One of the specialities of the Sogetsu school is ikebana without flowers. When Sofu Teshigahara, first  headmaster and founder of the school, introduced zen-eibana or avant-garde ikebana it was a sensation and the talk of the town. Sofu felt that ikebana could be arranged with any kind of materials and should always be in dialogue with contemporary culture. At this time he was very fascinated with the modern European art movements, such as Cubism and Surrealsim. Sofu's son, Hiroshi Teshigahara, later said that one should only use flowers in ikebana when there is a need for it, and every single flower should  have a purpose. Because flowers are beautiful by nature they can easily make an arrangement too "pretty" or decorative. When that happens the ikebana arrangement will loose its strength. Now, that's an interesting and different perspective, isn't it?

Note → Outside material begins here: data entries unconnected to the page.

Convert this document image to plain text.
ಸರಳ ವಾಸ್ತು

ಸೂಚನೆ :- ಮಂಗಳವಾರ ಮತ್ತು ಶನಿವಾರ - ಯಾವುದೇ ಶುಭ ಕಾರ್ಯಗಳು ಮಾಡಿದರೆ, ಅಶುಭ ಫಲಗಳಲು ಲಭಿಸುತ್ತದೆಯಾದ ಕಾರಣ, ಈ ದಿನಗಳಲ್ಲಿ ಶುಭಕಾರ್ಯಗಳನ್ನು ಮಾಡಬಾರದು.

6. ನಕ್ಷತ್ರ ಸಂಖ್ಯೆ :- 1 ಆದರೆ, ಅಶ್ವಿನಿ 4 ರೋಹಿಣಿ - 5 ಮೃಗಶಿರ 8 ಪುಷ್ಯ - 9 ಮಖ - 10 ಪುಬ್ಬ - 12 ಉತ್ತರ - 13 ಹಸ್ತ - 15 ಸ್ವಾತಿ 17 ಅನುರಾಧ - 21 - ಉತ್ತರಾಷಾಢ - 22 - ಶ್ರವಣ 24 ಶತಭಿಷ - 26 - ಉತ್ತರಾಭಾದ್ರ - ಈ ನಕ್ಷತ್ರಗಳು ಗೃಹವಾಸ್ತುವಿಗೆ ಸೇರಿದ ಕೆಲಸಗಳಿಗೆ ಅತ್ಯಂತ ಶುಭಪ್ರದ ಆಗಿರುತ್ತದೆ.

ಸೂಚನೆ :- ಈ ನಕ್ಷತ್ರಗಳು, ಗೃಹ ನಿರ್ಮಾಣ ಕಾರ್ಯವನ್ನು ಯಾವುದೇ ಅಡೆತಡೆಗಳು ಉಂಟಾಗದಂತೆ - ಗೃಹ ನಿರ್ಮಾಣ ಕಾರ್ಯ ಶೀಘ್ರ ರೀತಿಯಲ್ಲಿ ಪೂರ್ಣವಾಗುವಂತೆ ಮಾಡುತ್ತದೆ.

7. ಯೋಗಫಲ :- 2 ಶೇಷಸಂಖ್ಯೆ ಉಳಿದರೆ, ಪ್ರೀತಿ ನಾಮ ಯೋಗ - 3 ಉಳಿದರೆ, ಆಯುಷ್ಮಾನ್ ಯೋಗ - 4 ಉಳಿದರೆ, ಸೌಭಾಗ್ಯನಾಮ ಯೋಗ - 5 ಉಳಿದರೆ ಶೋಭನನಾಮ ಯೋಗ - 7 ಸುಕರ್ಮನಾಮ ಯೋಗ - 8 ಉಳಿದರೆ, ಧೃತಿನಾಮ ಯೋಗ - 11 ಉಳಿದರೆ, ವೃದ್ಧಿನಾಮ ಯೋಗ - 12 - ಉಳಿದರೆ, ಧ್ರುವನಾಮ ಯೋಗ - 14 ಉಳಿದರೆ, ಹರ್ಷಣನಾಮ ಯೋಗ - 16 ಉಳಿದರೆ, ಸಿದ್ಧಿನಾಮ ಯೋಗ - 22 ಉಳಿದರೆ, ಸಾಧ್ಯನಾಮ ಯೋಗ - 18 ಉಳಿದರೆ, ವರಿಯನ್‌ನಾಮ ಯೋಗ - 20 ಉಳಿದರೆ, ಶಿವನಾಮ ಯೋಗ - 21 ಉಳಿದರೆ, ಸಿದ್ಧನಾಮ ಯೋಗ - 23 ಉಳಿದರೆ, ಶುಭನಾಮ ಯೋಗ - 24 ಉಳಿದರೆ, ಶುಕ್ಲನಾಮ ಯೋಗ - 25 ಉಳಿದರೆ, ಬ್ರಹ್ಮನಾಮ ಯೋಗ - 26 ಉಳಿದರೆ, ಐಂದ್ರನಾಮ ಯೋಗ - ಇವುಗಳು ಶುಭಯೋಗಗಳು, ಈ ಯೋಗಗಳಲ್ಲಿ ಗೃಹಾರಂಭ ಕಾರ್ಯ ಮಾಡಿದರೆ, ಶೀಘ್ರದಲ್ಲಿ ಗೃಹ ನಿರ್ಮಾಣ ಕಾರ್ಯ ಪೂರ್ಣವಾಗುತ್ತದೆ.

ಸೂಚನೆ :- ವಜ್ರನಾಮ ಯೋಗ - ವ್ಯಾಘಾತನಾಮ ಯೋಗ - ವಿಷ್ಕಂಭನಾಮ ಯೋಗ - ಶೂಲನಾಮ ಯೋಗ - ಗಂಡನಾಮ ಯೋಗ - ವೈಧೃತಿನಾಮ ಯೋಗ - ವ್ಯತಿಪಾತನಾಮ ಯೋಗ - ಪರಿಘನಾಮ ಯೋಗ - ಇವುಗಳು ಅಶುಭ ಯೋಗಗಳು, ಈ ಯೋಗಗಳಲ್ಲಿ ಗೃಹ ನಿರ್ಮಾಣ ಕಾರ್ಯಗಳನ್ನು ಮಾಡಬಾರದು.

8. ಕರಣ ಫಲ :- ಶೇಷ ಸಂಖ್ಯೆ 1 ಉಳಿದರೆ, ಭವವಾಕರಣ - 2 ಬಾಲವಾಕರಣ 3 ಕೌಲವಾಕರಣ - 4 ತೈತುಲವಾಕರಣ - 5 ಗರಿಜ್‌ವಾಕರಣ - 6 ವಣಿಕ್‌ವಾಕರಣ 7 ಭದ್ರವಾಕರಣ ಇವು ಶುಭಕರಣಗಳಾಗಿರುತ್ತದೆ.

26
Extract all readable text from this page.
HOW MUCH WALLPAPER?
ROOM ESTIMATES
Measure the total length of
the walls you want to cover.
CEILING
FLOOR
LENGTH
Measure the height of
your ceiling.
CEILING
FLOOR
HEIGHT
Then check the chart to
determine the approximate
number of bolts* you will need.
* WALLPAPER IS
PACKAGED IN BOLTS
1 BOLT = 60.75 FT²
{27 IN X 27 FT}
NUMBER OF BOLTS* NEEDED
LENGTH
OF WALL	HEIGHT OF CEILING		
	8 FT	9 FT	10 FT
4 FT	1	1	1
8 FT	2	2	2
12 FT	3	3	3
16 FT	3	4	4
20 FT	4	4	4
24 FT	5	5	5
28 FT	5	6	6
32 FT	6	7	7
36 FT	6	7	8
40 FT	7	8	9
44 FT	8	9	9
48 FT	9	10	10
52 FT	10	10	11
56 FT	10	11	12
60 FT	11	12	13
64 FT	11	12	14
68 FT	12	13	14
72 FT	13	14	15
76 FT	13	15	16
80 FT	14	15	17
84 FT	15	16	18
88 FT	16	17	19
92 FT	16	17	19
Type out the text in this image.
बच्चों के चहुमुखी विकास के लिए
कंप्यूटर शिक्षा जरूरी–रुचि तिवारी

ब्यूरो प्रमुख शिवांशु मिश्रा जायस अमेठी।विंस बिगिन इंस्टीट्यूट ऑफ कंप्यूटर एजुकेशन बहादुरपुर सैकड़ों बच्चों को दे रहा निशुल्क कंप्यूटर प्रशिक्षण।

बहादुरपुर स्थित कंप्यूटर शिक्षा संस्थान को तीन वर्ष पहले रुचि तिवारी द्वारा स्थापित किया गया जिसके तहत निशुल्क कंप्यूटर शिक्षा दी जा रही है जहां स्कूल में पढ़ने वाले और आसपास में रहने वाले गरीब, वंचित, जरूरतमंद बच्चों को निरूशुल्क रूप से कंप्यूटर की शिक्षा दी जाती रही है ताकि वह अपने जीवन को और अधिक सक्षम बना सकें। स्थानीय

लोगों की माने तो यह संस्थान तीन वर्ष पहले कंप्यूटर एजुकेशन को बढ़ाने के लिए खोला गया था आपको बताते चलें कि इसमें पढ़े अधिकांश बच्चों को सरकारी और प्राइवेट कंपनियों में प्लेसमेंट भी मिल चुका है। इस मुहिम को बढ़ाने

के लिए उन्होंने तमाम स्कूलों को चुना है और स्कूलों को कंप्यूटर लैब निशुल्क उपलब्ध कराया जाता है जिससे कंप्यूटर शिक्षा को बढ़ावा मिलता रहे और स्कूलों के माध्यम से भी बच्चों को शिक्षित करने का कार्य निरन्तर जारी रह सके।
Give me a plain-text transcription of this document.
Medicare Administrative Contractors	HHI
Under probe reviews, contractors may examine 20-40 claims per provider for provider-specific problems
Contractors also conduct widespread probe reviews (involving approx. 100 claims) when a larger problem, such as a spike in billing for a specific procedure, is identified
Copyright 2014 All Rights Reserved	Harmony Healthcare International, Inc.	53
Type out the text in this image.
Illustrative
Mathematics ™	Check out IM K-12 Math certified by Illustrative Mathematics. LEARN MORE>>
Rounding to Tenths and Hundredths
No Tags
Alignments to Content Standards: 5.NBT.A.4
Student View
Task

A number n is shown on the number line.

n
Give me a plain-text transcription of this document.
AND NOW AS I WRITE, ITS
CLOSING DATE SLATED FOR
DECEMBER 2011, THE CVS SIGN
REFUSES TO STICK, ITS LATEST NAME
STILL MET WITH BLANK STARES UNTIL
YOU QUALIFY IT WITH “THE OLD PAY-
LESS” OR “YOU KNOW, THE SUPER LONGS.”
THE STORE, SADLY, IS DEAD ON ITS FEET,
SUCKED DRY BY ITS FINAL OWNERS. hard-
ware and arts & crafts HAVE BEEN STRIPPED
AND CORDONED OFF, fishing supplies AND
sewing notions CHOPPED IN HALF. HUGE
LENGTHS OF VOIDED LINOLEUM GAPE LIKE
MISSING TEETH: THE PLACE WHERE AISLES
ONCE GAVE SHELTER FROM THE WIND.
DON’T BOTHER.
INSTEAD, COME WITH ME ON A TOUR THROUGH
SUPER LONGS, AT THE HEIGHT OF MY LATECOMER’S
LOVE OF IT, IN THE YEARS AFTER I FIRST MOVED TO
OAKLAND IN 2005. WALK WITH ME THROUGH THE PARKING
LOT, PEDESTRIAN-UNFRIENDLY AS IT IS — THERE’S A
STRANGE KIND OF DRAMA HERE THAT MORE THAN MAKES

When working with this metal strip material I felt attracted to its sweeping qualities. It also reminded me of the artistic paint brush strokes of Japanese calligraphy. That's how I came up with the idea that the metal could mimic an experience of intuitive zen writing. The dried Aspidistra leaf adds a reference to traditional ikebana.


nadia said...

I always enjoy your blog, thank you for sharing your thoughts. It is interesting how you compare metal to calligraphy, the use of different size metal strips is really like different brush stroke.
It is amazing !

nordic lotus said...

Thanks nadia for taking time to comment and for sharing. To me it made the connection between metal stripes and brush strokes more visual.

Stephen Coler said...

beautiful! i love the use of metal in this arrangement. great sence of movement!